Kommentar Odenwaldschule: Neugründung verpasst
Die Reformschule hätte sich viel eher radikal reformieren und neu gründen müssen. Zum ihrem Aus gibt es keine Alternative.
D ie Schließung der Odenwaldschule ist überfällig. Es ist der Leitung nicht gelungen, die notwendigen Konsequenzen aus den Missbrauchsfällen zu ziehen.
Die Odenwaldschule – liebevoll Oso – genannt, schließt zum Schuljahresende. Ein Schritt, der schon vor 17 Jahren fällig gewesen wäre.
Als 1998 erstmals ehemalige Schüler öffentlich darüber berichteten, von ihrem damaligen Schulleiter Gerold Becker in den 70er und 80er Jahren sexuell missbraucht worden zu sein, hätte die Schule diese Berichte ernst nehmen und eine unabhängige Untersuchung einleiten müssen. Das Ergebnis hätte nur eine Radikalreform sein können, das heißt, man hätte die Schule schließen und von Grund auf neu gründen müssen.
Denn das Ausmaß des sexuellen Missbrauchs an der Odenwaldschule, das ab 2010 ans Licht kam, ging weit über die vereinzelten Tatschereien eines pädophilen Lehrers hinaus. Über 130 Fälle, die bis in die 90er Jahre reichen, haben zwei von der Schule beauftragte Juristinnen dokumentiert. Über 130 Schüler, die von Becker und neun weiteren Lehrern zu sexuellen Handlungen genötigt wurden. Die Taten sind verjährt – Becker und ein weiterer Haupttäter starben, ohne dass sie strafrechtlich belangt wurden. Die Aufarbeitung blieb 1998 aus.

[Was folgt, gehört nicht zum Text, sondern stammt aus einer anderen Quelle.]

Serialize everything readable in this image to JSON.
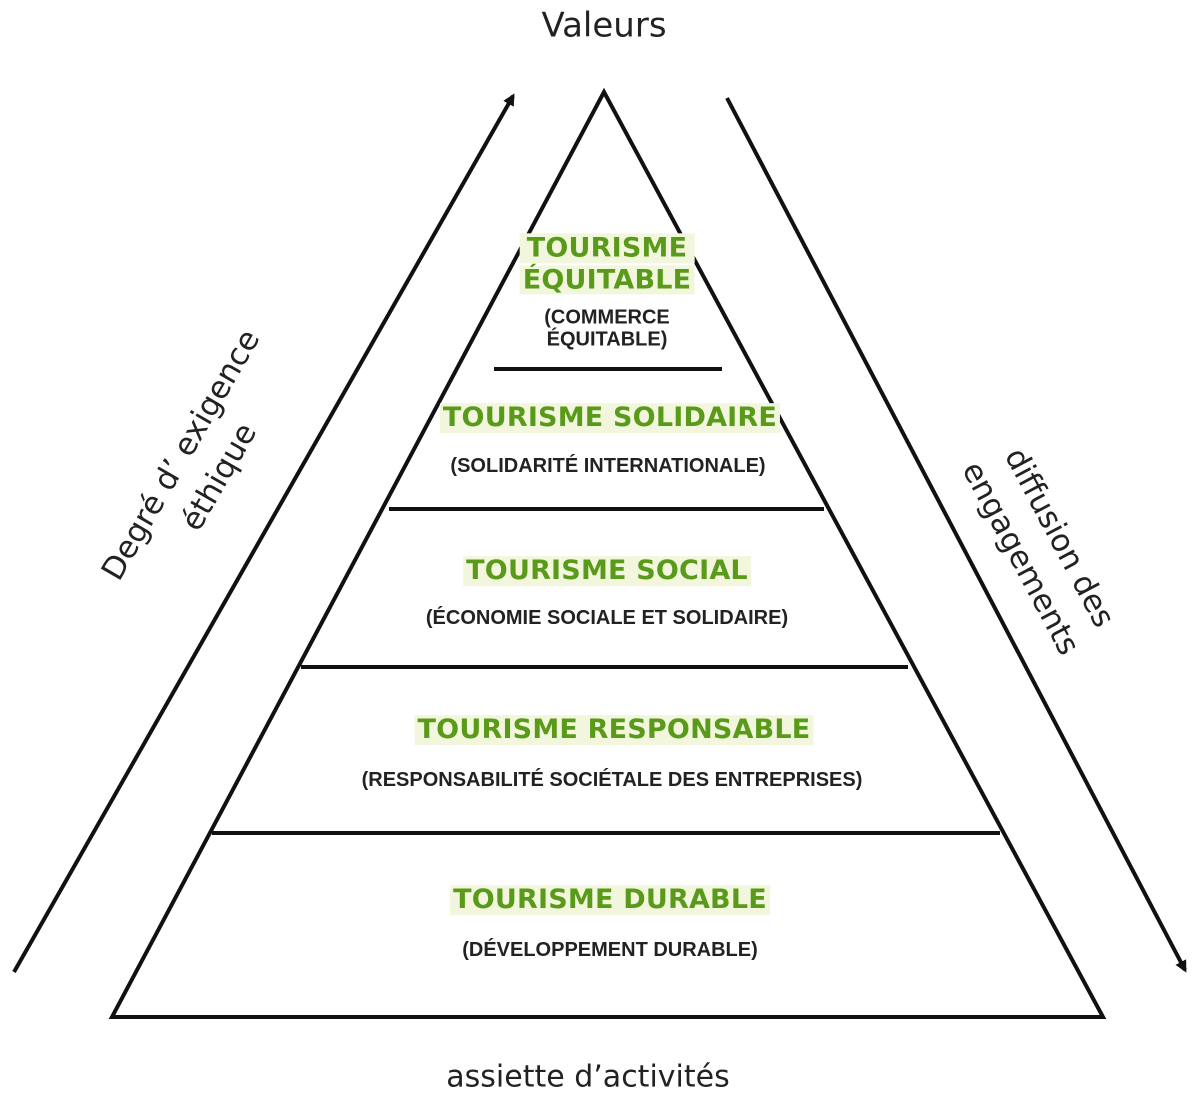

Schule tat sich mit Konsequenzen schwer
Vor fünf Jahren wäre ein weiterer guter Zeitpunkt gewesen, die Schule zu schließen und nach einer Schamfrist neu zu gründen. Auch diese Gelegenheit wurde verpasst. Zwar war es die damalige Schulleiterin Margarita Kaufmann selbst, die zum 100. Schuljubiläum und aufgrund neuer Medienberichte, beschlossen hatte, dass die Schule die Vergangenheit durchleuchten und sich den schmutzigen Details stellen müsse. Doch die Schule tat sich schwer, notwendige Konsequenzen zu ziehen und ihr pädagogisches Konzept mit seiner bedenklichen Nähe zum Kind zu überdenken.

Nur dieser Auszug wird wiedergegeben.